Leddegard reached for her elbow and gave it a little shake. “Hold it, Fee,” he told her gruffly. “This guy has been known to do flips. Let’s see. Sit down.”

“Blah. You are scared. You’ve got a reputation.” She jerked her arm loose and took two quick steps to the edge of Wolfe’s desk. Her voice rose a little. “I don’t like the atmosphere here. You’re too fat to look at. Orchids, for God’s sake!” Her hand darted to the bowl of Miltonias, and with a flip of the wrist she sent it skidding along the slick surface and off to the floor.

There was some commotion. Mrs. Rackell jerked her feet back, away from the tumbling bowl. Carol Berk said something. Leddegard left his chair and started for Fifi, but she whirled away to Henry Jameson Heath, pressed her palms to his cheeks, and bent to him. She implored him, “Hank, I love you! Do you love me? Take me somewhere and buy me a drink.”

Delia Devlin sprang up, hauled off, and smacked Fifi on the side of the head. It was not merely a tap, and Fifi, off balance, nearly toppled. Heath came upright and was between them. Delia stood, glaring and panting. They held the tableau long enough for a take, then Fifi broke it up by addressing Delia past Heath’s shoulder.
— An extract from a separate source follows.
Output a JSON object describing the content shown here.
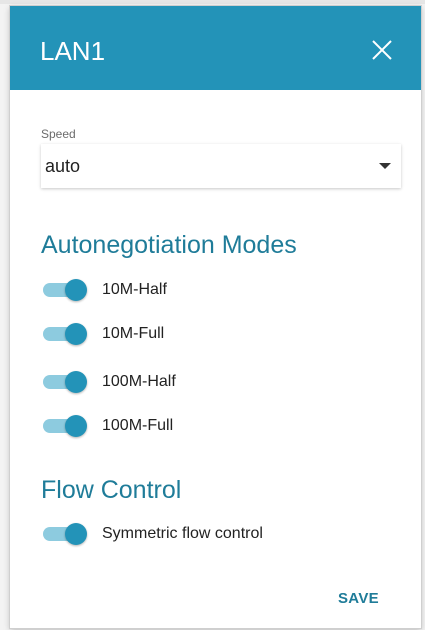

“That won’t help any, Del. Can he help it when he’s with you if he wishes it was me? Can I help it? This only makes it worse. If he’ll buy a new suit and quit bailing out Commies and stay out of jail, I may make him happy.” She touched Heath’s cheek with her fingertips. “Say when, Hank.” She swerved around him to the desk and told Wolfe, “Look, you buy me a drink.”